Classification performance comparison of deep learning and classical data mining methods on RNA-Seq data set


Kasikci M., Cosgun E., KARABULUT E.

INTERNATIONAL JOURNAL OF DATA MINING AND BIOINFORMATICS, vol.26, no.3-4, pp.188-201, 2021 (SCI-Expanded) identifier

  • Publication Type: Article / Article
  • Volume: 26 Issue: 3-4
  • Publication Date: 2021
  • Doi Number: 10.1504/ijdmb.2021.126844
  • Journal Name: INTERNATIONAL JOURNAL OF DATA MINING AND BIOINFORMATICS
  • Journal Indexes: Science Citation Index Expanded (SCI-EXPANDED), Scopus, Aerospace Database, BIOSIS, Biotechnology Research Abstracts, Communication Abstracts, INSPEC, Metadex, Civil Engineering Abstracts
  • Page Numbers: pp.188-201
  • Keywords: RNA-Seq, cancer, data mining, classification methods, deep learning
  • Hacettepe University Affiliated: Yes

Abstract

In this study, it is aimed to compare the performance of deep learning and classical classification methods in the classification of RNA-Seq data, which is one of the data sources used to investigate the relationship between disease and genes.
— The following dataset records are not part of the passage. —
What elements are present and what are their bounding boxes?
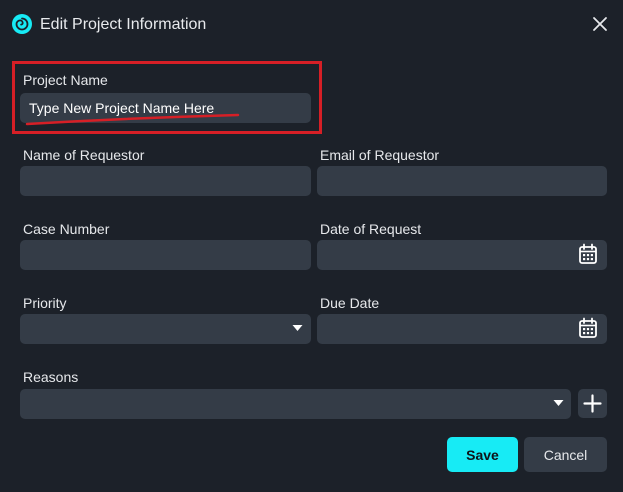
reasons-label: Reasons — [23, 369, 79, 385]
requestor-email-input[interactable] — [317, 166, 607, 196]
due-date-input[interactable] — [317, 314, 607, 344]
priority-select[interactable] — [20, 314, 311, 344]
requestor-name-label: Name of Requestor — [23, 147, 145, 163]
due-date-label: Due Date — [320, 295, 380, 311]
reasons-select[interactable] — [20, 389, 571, 419]
requestor-email-label: Email of Requestor — [320, 147, 440, 163]
swirl-logo-icon — [12, 14, 32, 34]
request-date-input[interactable] — [317, 240, 607, 270]
close-icon[interactable] — [590, 14, 610, 34]
project-name-input[interactable] — [20, 93, 311, 123]
project-name-label: Project Name — [23, 72, 108, 88]
edit-project-dialog: Edit Project Information Project Name Na… — [0, 0, 623, 492]
cancel-button[interactable]: Cancel — [524, 437, 607, 472]
requestor-name-input[interactable] — [20, 166, 311, 196]
dialog-title: Edit Project Information — [40, 16, 207, 33]
calendar-icon[interactable] — [578, 317, 598, 339]
case-number-label: Case Number — [23, 221, 110, 237]
dialog-titlebar: Edit Project Information — [0, 0, 623, 50]
calendar-icon[interactable] — [578, 243, 598, 265]
plus-icon — [583, 394, 602, 413]
caret-down-icon[interactable] — [292, 324, 303, 332]
add-reason-button[interactable] — [578, 389, 607, 418]
caret-down-icon[interactable] — [553, 399, 564, 407]
case-number-input[interactable] — [20, 240, 311, 270]
request-date-label: Date of Request — [320, 221, 422, 237]
save-button[interactable]: Save — [447, 437, 518, 472]
priority-label: Priority — [23, 295, 67, 311]
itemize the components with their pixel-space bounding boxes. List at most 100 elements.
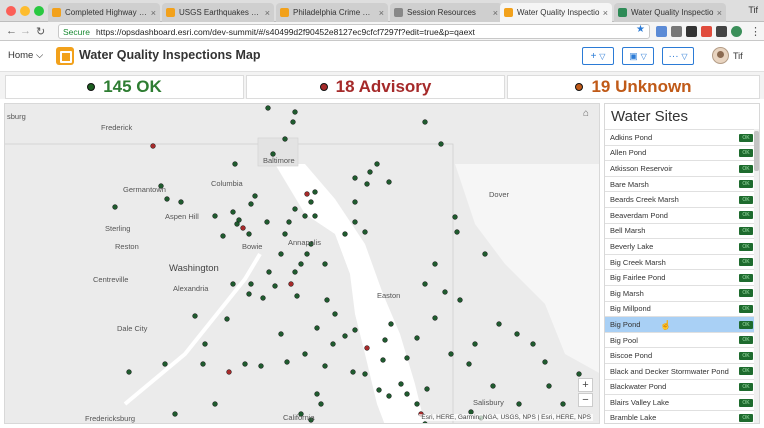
- site-marker[interactable]: [352, 199, 358, 205]
- site-marker[interactable]: [286, 219, 292, 225]
- list-item[interactable]: Big Pond OK: [605, 316, 755, 332]
- browser-tab[interactable]: USGS Earthquakes Dash ×: [162, 3, 274, 22]
- site-marker[interactable]: [314, 325, 320, 331]
- browser-profile[interactable]: Tif: [748, 5, 758, 15]
- site-marker[interactable]: [112, 204, 118, 210]
- list-item[interactable]: Bare Marsh OK: [605, 175, 755, 192]
- site-marker[interactable]: [265, 105, 271, 111]
- site-marker[interactable]: [432, 261, 438, 267]
- site-marker[interactable]: [278, 251, 284, 257]
- site-marker[interactable]: [288, 281, 294, 287]
- browser-tab[interactable]: Water Quality Inspectio ×: [500, 3, 612, 22]
- site-marker[interactable]: [514, 331, 520, 337]
- site-marker[interactable]: [414, 401, 420, 407]
- site-marker[interactable]: [282, 136, 288, 142]
- forward-arrow-icon[interactable]: →: [20, 25, 31, 37]
- list-item[interactable]: Beards Creek Marsh OK: [605, 191, 755, 207]
- site-marker[interactable]: [490, 383, 496, 389]
- site-marker[interactable]: [292, 206, 298, 212]
- site-marker[interactable]: [560, 401, 566, 407]
- site-marker[interactable]: [472, 341, 478, 347]
- site-marker[interactable]: [330, 341, 336, 347]
- site-marker[interactable]: [226, 369, 232, 375]
- site-marker[interactable]: [224, 316, 230, 322]
- browser-tab[interactable]: Philadelphia Crime Dash ×: [276, 3, 388, 22]
- site-marker[interactable]: [266, 269, 272, 275]
- site-marker[interactable]: [414, 335, 420, 341]
- site-marker[interactable]: [126, 369, 132, 375]
- tab-close-icon[interactable]: ×: [603, 8, 608, 18]
- more-options-button[interactable]: ··· ▽: [662, 47, 694, 65]
- site-marker[interactable]: [302, 351, 308, 357]
- site-marker[interactable]: [264, 219, 270, 225]
- extension-icon[interactable]: [716, 26, 727, 37]
- site-marker[interactable]: [322, 363, 328, 369]
- site-marker[interactable]: [362, 371, 368, 377]
- extension-icon[interactable]: [656, 26, 667, 37]
- site-marker[interactable]: [364, 181, 370, 187]
- site-marker[interactable]: [374, 161, 380, 167]
- zoom-out-button[interactable]: −: [578, 393, 593, 407]
- browser-menu-icon[interactable]: ⋮: [750, 25, 761, 38]
- site-marker[interactable]: [220, 233, 226, 239]
- site-marker[interactable]: [318, 401, 324, 407]
- minimize-window-button[interactable]: [20, 6, 30, 16]
- back-arrow-icon[interactable]: ←: [6, 25, 17, 37]
- add-element-button[interactable]: + ▽: [582, 47, 614, 65]
- site-marker[interactable]: [248, 281, 254, 287]
- list-item[interactable]: Big Creek Marsh OK: [605, 253, 755, 270]
- site-marker[interactable]: [302, 213, 308, 219]
- site-marker[interactable]: [352, 327, 358, 333]
- indicator-unknown[interactable]: 19 Unknown: [507, 75, 760, 99]
- site-marker[interactable]: [466, 361, 472, 367]
- site-marker[interactable]: [342, 333, 348, 339]
- bookmark-star-icon[interactable]: ★: [636, 24, 645, 35]
- list-item[interactable]: Atkisson Reservoir OK: [605, 160, 755, 176]
- list-item[interactable]: Blackwater Pond OK: [605, 378, 755, 395]
- site-marker[interactable]: [312, 189, 318, 195]
- list-scrollbar[interactable]: [754, 129, 759, 423]
- list-item[interactable]: Beaverdam Pond OK: [605, 206, 755, 223]
- save-button[interactable]: ▣ ▽: [622, 47, 654, 65]
- site-marker[interactable]: [362, 229, 368, 235]
- site-marker[interactable]: [312, 213, 318, 219]
- site-marker[interactable]: [386, 179, 392, 185]
- site-marker[interactable]: [380, 357, 386, 363]
- list-item[interactable]: Big Pool OK: [605, 331, 755, 348]
- home-menu-button[interactable]: Home ⌵: [8, 50, 43, 61]
- browser-tab[interactable]: Session Resources ×: [390, 3, 502, 22]
- site-marker[interactable]: [308, 199, 314, 205]
- site-marker[interactable]: [376, 387, 382, 393]
- site-marker[interactable]: [292, 269, 298, 275]
- zoom-in-button[interactable]: +: [578, 378, 593, 392]
- site-marker[interactable]: [240, 225, 246, 231]
- list-item[interactable]: Big Fairlee Pond OK: [605, 269, 755, 285]
- site-marker[interactable]: [350, 369, 356, 375]
- site-marker[interactable]: [546, 383, 552, 389]
- scrollbar-thumb[interactable]: [754, 131, 759, 171]
- site-marker[interactable]: [202, 341, 208, 347]
- site-marker[interactable]: [382, 337, 388, 343]
- list-item[interactable]: Blairs Valley Lake OK: [605, 394, 755, 410]
- list-item[interactable]: Adkins Pond OK: [605, 129, 755, 145]
- site-marker[interactable]: [322, 261, 328, 267]
- site-marker[interactable]: [150, 143, 156, 149]
- site-marker[interactable]: [398, 381, 404, 387]
- map-home-icon[interactable]: ⌂: [579, 108, 593, 122]
- url-field[interactable]: Secure https://opsdashboard.esri.com/dev…: [58, 24, 650, 39]
- list-item[interactable]: Big Millpond OK: [605, 300, 755, 317]
- list-item[interactable]: Bell Marsh OK: [605, 222, 755, 239]
- map-view[interactable]: Frederick Baltimore Germantown Columbia Aspe…: [4, 103, 600, 424]
- site-marker[interactable]: [252, 193, 258, 199]
- site-marker[interactable]: [404, 355, 410, 361]
- list-item[interactable]: Black and Decker Stormwater Pond OK: [605, 362, 755, 379]
- site-marker[interactable]: [294, 293, 300, 299]
- site-marker[interactable]: [290, 119, 296, 125]
- site-marker[interactable]: [388, 321, 394, 327]
- site-marker[interactable]: [352, 175, 358, 181]
- site-list[interactable]: Adkins Pond OK Allen Pond OK Atkisson Reserv…: [605, 129, 755, 423]
- site-marker[interactable]: [422, 421, 428, 424]
- site-marker[interactable]: [352, 219, 358, 225]
- site-marker[interactable]: [164, 196, 170, 202]
- reload-icon[interactable]: ↻: [36, 25, 45, 38]
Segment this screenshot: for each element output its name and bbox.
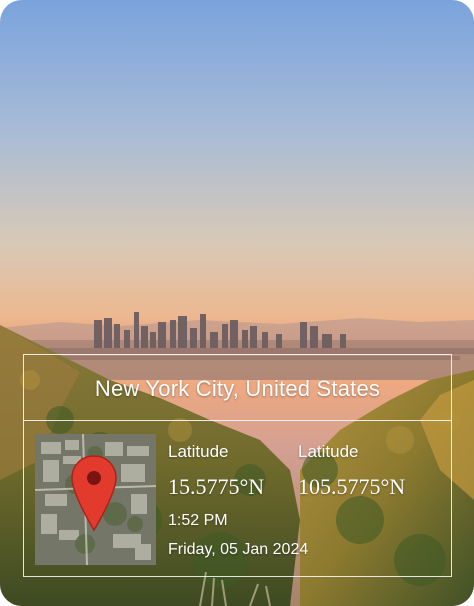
map-thumbnail[interactable] [35,434,156,565]
latitude-label: Latitude [168,442,229,461]
second-latitude-label: Latitude [298,442,359,461]
date-text: Friday, 05 Jan 2024 [168,541,309,558]
time-text: 1:52 PM [168,512,228,529]
location-title: New York City, United States [94,376,381,401]
map-pin-icon [71,455,117,532]
latitude-value: 15.5775°N [168,474,265,499]
overlay-divider [23,420,452,421]
photo-card: New York City, United States Latitude 15… [0,0,474,606]
second-latitude-value: 105.5775°N [298,474,406,499]
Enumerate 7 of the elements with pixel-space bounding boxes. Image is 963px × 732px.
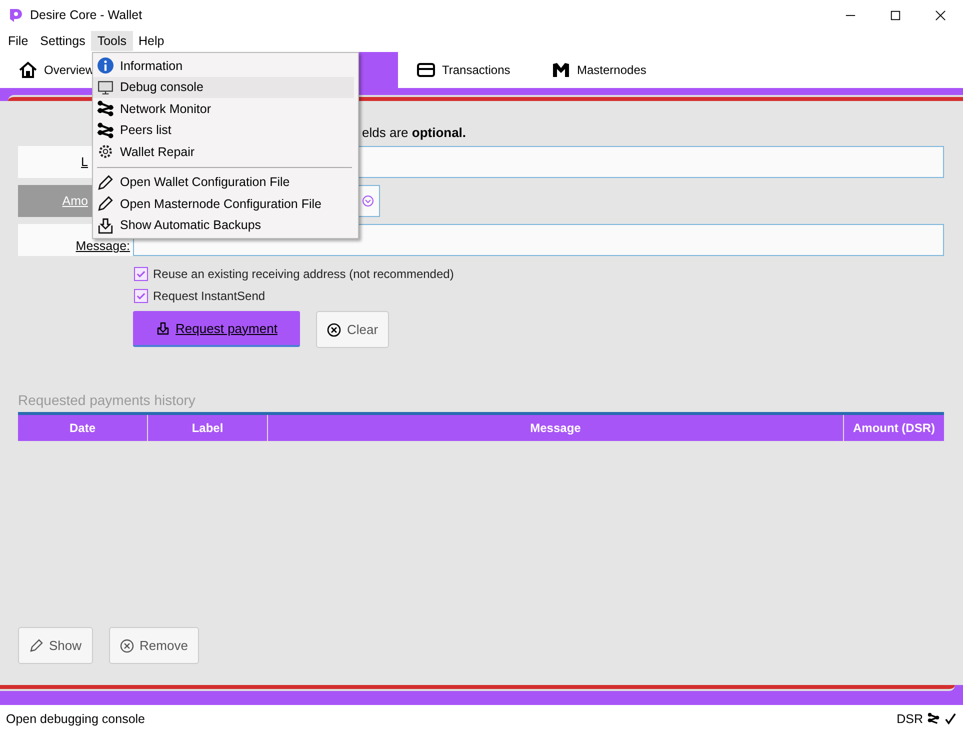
unit-label: DSR (896, 712, 923, 726)
section-title: Requested payments history (18, 392, 196, 410)
form-hint: elds are optional. (362, 125, 468, 140)
window-title: Desire Core - Wallet (30, 8, 142, 22)
checkbox-label: Request InstantSend (153, 289, 266, 303)
status-text: Open debugging console (6, 712, 146, 726)
checkbox-label: Reuse an existing receiving address (not recommended) (153, 267, 454, 281)
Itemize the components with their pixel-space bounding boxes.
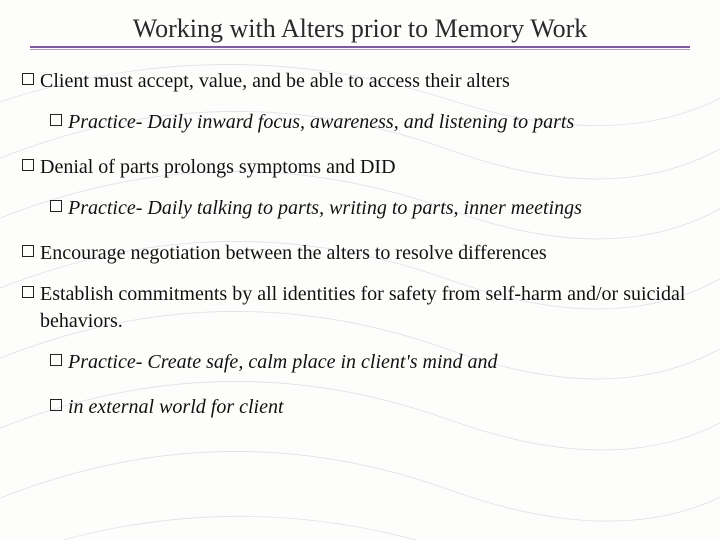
bullet-text: Practice- Create safe, calm place in cli… (68, 349, 498, 376)
bullet-text: Denial of parts prolongs symptoms and DI… (40, 154, 396, 181)
bullet-text: in external world for client (68, 394, 284, 421)
checkbox-icon (50, 399, 62, 411)
checkbox-icon (50, 354, 62, 366)
checkbox-icon (22, 73, 34, 85)
bullet-text: Client must accept, value, and be able t… (40, 68, 510, 95)
bullet-2: Denial of parts prolongs symptoms and DI… (22, 154, 698, 181)
bullet-text: Encourage negotiation between the alters… (40, 240, 547, 267)
bullet-4-sub-b: in external world for client (50, 394, 698, 421)
slide: Working with Alters prior to Memory Work… (0, 0, 720, 540)
checkbox-icon (50, 114, 62, 126)
bullet-3: Encourage negotiation between the alters… (22, 240, 698, 267)
checkbox-icon (22, 245, 34, 257)
bullet-1-sub: Practice- Daily inward focus, awareness,… (50, 109, 698, 136)
bullet-4-sub-a: Practice- Create safe, calm place in cli… (50, 349, 698, 376)
bullet-text: Establish commitments by all identities … (40, 281, 698, 335)
bullet-1: Client must accept, value, and be able t… (22, 68, 698, 95)
bullet-4: Establish commitments by all identities … (22, 281, 698, 335)
bullet-text: Practice- Daily inward focus, awareness,… (68, 109, 574, 136)
checkbox-icon (50, 200, 62, 212)
bullet-2-sub: Practice- Daily talking to parts, writin… (50, 195, 698, 222)
checkbox-icon (22, 286, 34, 298)
bullet-text: Practice- Daily talking to parts, writin… (68, 195, 582, 222)
title-underline (30, 46, 690, 50)
slide-title: Working with Alters prior to Memory Work (22, 14, 698, 48)
checkbox-icon (22, 159, 34, 171)
slide-body: Client must accept, value, and be able t… (22, 68, 698, 421)
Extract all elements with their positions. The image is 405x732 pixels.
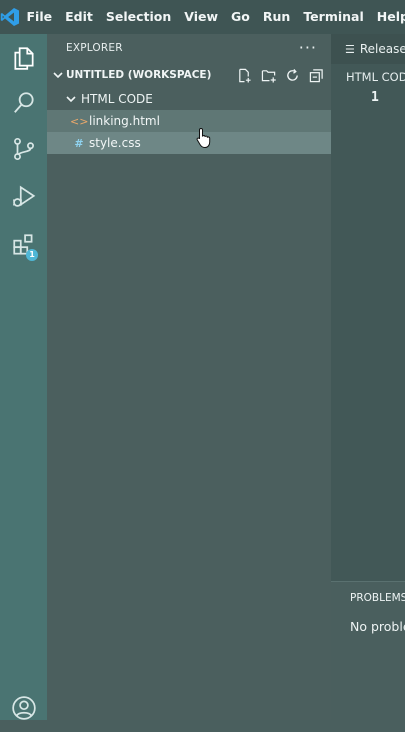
extensions-badge: 1 — [26, 249, 38, 261]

Two data sets with different characteristics are used. The first data set, the lung cancer data set, has two classes and balanced class ratios. The second data set is the renal cell carcinoma data set, which has three imbalanced classes. Different gene filtering methods are applied to these data sets. The classification performances of random forest, support vector machines, artificial neural network and deep learning on two data sets and different filters are evaluated. Hyper-parameters are optimised for each classification method. In general, deep learning and support vector machines have the highest or second highest values in terms of performance measures such as accuracy, F-measure and Kappa coefficient. In the lung cancer data sets that contain more genes and show a balanced class distribution, deep learning outperforms classical classification methods and it is recommended to use.